Every morning I wake up with a new worry in mind; this morning, I realized that I needed to figure out my living situation for Madrid in a few weeks, as I needed to feel secure. Many questions ran through my mind: should I live with a host family, or rent? Should I buy my flight yet, or wait for my visa to be officially handed over to me? Would my visa be ready in August? Should I really wait to buy my flight, when I know prices will go up? Oh wait, didn’t I just think of that? Also – where should I visit?
To say it’s been easy would be a lie; it’s a transition that no one can do without a lot of effort and research. From looking into my visa requirements, which were much more extensive than I initially imagined, to figuring out how much money I’d need to get settled, it’s been a bumpy ride. All things in life that are worth it require more-than-average amounts of energy, though, I keep reminding myself.
Indeed, it hasn’t been easy working a full-time job while trying to assemble my paperwork, while also looking into flights and budgeting my funds. It hasn’t been easy thinking of what programs I need to apply to this winter for my masters degree – a life issue entirely of itself, filled with its own amount of stress. It hasn’t been easy fending off some doubtful concerns from my family. It hasn’t been easy minimizing my time with friends due to my down-to-the-penny budget and lack of time, either. And this is merely a glimpse of what is to come; I will have to apply for an NIE card while I’m there (which I hear is a huge pain and takes several trips to a police station), find a place to live, pay for a million different things as I barely get paid for my first month there, and later on write my applications for my masters program, which it looks like I’ll be applying to from an entirely different continent.
With that said, in a few months, it’ll all be worth it – I have no doubts about that.
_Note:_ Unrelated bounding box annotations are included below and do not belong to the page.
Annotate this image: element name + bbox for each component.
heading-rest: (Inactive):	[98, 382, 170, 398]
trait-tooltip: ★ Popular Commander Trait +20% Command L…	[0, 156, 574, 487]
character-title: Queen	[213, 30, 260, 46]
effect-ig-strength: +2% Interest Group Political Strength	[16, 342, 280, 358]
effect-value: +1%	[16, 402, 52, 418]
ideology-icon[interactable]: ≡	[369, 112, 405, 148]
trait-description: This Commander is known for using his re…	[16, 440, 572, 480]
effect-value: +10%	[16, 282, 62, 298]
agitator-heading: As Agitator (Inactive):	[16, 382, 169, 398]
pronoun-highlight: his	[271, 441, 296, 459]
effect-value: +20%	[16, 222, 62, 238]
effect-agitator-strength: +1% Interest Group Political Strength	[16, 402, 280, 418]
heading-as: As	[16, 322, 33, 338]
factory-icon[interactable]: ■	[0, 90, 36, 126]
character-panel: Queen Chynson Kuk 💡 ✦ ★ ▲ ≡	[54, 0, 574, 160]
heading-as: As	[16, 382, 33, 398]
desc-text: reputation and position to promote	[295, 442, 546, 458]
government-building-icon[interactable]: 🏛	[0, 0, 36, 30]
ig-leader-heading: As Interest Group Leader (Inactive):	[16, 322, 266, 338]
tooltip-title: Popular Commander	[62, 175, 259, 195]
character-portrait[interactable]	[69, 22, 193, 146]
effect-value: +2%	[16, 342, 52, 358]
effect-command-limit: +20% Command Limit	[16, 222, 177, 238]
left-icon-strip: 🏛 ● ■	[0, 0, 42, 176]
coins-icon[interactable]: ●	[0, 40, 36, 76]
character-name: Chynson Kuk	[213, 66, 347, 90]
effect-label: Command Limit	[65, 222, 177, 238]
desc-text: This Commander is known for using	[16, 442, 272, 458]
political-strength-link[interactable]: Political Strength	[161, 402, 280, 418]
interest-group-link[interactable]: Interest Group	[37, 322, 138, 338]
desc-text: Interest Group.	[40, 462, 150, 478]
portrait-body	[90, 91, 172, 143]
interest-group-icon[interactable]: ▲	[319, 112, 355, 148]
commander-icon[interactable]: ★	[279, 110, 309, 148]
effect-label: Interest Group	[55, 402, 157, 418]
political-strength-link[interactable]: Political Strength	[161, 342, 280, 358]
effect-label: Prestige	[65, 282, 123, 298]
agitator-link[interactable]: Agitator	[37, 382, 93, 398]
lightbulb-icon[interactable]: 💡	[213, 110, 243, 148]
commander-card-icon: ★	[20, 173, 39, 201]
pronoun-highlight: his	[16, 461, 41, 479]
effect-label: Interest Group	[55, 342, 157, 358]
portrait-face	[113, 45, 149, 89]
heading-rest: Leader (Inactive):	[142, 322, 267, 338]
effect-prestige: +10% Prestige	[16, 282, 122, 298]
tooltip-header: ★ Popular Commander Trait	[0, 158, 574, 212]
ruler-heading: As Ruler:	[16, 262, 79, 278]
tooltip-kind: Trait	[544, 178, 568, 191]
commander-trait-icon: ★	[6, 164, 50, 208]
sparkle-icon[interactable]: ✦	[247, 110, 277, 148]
For those of us that have “played it safe” for the majority of our lives, a little adventure is eventually needed. While compared to a lot of people that I know, my life has been rather adventurous (I do travel quite a bit now), for the little-kid version of me who imagined sailing around the world, it hasn’t really been enough for me.
Over and over, I keep hearing, “don’t you travel enough?”, and “you should stay!”. The worries from those close to me I can understand, but hasn’t anyone ever heard of getting out of your comfort zone? I’ve been one to believe that you can never really grow as a person without doing something daring; in fact, over the last 2 years, I’ve done a lot of things I never would have really imagined doing at 17 years old. I did a lot of things that changed me, almost too quickly, and I find myself having to catch up to my own progress. It gets hard to process at times, but if you don’t learn to know yourself when you’re young, before you’ve made any serious commitments to a particular job or person-of-interest, you may find it expontentially harder to do so down-the-line. While I’m not a fan of reflecting on myself too much, I believe everyone needs some balance in their life between reflecting inwards and outwards, and after a few years of assessing my goals, I realized that there were a lot of things I wanted to improve upon and explore.
That’s where this trip to Madrid, for 9 months, comes in. While the trip is also beneficial to me in other ways, it’s an opportunity to be truly bold all on my own for a longer period of time. There comes a point in everyone’s life when something feels completely right, even with its obstacles, and this is that time for me.
So, as I sift through all the bureaucratic matters and financial issues that go along with this move, I sometimes remember to remind myself of the things I will experience that make all of those obstacles worth it. The future isn’t guaranteed to us, which is another reason why we should pursue the things we’ve always wanted to do when the time comes. Hence, I’ve started to give myself the privilege of daydreaming of the Blue Lagoon in Iceland, the aquatic alleyways of Venice, the beautiful sights of Paris, the charm of Porto, the hidden treasures of Dubrovnik, and the feel-at-home-ness of Morocco. I may struggle at times this year – from missing my family to budgeting every little thing as I get my feet on the ground – but as a young woman with wanderlust, a desire to improve upon the mind and soul, and a need to see the world, I believe this could be one of the – if not the – most definitive years of my life. I’m ready to go.
Okay wow. I can say these are exactly the kinds of thoughts and issues I’ve been struggling with also. I’m so glad you are going after what you want to do rather than what would be more “acceptable” to your family and peers. It seems like there are very few people here who understand my mindset when I say I’m quiting my good job to live like a pauper in Madrid.
Best of luck to ya.
We’ll be budgeting for the first two months but after that, I think we’ll be ok! Plus, with private classes, it’ll help (for travel).
It’s funny because I always saw the whole “travel like crazy” thing as very normal and very common, as a lot of my extended friends/network do it, though some not for so long unless they’re doing school abroad. It’s really not all that bad when you actually have a job – some people go out into the world to backpack and have no real income until they figure something out over there. I’d say that’s a little more bold and warranting of worry than what we’re doing!
Thanks, and best of luck to you too.
Exactly! I think we are indeed lucky and will hopefully have a chance to travel from our “base” in Madrid. I’m sure we will both learn a lot about ourselves and what we value in life.